Je ne te vois plus – Livre pour enfant – Littérature jeunesse

Je ne te vois plus – Livre pour enfant – Littérature jeunesse

Je ne te vois plus

A la mort des personnes que l’on aime, le manque se fait sentir.

Je ne te vois plus, de Paul Martin, éditions Les 400 coups.

L’avis de Nathalie Le Breton sur Je ne te vois plus. Voici un livre pour enfant destiner à évoquer un être cher grâce à tous les souvenirs que l’on a de lui. Face à la mort, les enfants ont besoin de mots. Pas nécessairement pour entrer dans des explications physiologiques ou philosophiques. Mais peut-être juste pour rendre supportable un moment douloureux et donner du sens à la vie.

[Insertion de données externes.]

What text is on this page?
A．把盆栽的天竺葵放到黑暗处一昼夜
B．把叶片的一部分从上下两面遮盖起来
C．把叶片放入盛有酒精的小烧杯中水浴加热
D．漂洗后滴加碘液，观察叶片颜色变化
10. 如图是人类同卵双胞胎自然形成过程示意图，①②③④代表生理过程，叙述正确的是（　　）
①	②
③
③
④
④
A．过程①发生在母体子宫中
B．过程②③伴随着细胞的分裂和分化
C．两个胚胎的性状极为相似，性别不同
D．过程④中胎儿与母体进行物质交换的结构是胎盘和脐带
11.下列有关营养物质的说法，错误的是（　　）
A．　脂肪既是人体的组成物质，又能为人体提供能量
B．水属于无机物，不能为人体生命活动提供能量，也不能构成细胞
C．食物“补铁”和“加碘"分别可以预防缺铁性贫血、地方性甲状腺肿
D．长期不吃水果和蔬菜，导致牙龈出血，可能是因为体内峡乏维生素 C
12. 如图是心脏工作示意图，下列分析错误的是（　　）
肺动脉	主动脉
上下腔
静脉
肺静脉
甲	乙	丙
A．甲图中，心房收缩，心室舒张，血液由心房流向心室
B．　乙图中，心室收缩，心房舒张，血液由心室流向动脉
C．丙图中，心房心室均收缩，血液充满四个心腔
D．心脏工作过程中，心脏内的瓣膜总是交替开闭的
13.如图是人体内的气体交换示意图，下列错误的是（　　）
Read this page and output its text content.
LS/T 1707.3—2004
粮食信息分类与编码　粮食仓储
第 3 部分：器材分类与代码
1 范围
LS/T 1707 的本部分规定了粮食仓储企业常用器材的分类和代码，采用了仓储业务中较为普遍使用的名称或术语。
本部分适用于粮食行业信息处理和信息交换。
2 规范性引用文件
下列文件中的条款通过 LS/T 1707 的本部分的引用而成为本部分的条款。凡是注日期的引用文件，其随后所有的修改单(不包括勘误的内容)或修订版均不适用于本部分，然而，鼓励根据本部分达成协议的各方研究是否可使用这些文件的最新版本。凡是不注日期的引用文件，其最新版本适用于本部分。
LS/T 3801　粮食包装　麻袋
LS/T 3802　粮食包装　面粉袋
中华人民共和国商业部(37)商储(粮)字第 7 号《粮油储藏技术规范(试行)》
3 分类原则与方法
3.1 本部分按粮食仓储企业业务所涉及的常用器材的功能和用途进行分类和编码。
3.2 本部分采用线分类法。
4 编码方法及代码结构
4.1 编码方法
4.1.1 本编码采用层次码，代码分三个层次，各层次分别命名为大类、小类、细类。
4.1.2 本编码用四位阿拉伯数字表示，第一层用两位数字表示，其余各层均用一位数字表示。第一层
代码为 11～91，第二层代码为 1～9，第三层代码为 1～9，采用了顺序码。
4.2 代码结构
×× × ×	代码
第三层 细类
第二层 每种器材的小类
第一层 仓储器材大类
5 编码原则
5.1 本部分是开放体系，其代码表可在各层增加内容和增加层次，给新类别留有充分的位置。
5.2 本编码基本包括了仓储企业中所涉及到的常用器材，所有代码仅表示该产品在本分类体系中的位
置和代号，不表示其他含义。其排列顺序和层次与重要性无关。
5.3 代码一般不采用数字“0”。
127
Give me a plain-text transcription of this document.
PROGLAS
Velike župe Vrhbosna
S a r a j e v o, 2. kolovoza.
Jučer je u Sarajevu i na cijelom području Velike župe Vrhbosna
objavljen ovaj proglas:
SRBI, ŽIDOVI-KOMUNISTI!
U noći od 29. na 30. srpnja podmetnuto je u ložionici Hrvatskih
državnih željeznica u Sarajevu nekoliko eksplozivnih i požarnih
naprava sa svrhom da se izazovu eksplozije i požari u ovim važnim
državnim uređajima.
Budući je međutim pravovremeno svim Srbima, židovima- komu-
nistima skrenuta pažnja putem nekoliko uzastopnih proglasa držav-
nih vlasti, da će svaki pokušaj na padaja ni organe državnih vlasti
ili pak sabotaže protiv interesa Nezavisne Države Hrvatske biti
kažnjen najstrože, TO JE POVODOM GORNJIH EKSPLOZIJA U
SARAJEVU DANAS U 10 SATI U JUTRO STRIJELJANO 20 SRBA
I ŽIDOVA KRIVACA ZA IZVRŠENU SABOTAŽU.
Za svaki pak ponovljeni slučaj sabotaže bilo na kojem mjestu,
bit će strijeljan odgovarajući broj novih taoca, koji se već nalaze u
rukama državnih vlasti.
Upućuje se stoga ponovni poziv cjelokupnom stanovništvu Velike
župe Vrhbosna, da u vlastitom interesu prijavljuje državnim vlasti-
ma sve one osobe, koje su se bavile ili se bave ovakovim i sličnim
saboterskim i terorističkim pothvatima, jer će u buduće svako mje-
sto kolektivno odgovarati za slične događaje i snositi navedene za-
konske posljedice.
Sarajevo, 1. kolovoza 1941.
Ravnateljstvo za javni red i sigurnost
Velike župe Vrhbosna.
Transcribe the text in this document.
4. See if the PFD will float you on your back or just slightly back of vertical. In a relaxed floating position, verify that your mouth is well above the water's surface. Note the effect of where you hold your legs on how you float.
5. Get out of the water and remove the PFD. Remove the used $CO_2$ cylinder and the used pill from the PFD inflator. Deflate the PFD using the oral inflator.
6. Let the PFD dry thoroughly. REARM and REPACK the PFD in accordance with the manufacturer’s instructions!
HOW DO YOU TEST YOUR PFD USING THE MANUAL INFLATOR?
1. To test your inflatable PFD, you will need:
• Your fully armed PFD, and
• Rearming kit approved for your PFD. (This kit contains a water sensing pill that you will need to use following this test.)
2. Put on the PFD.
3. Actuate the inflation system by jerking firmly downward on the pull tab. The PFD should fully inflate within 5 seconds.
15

Il y a de la nostalgie dans cet album tout en sensibilité : la nostalgie de ce qui a été, de ce que l’on a partagé, de ce que l’on a appris ensemble. Peu de phrases, juste l’essentiel sur fond de couleurs légèrement fanées. On peut imaginer qu’il s’agit du décès d’un grand-parent ou d’un proche qui a compté mais que l’on ne verra plus. L’incompréhension, le manque, la tristesse affleure subtilement quand l’enfant égrène ses souvenirs. Mais si l’être aimé n’est plus, il reste ces souvenirs, tous ces petits moments de bonheurs au quotidien symbolisés par des objets qui sont imprimés à jamais chez l’enfant qui grandit : une guitare, des bottes… Et rien qu’à la vue de ces objets, le sourire revient. Et sans doute l’envie de transmettre à son tour, un jour.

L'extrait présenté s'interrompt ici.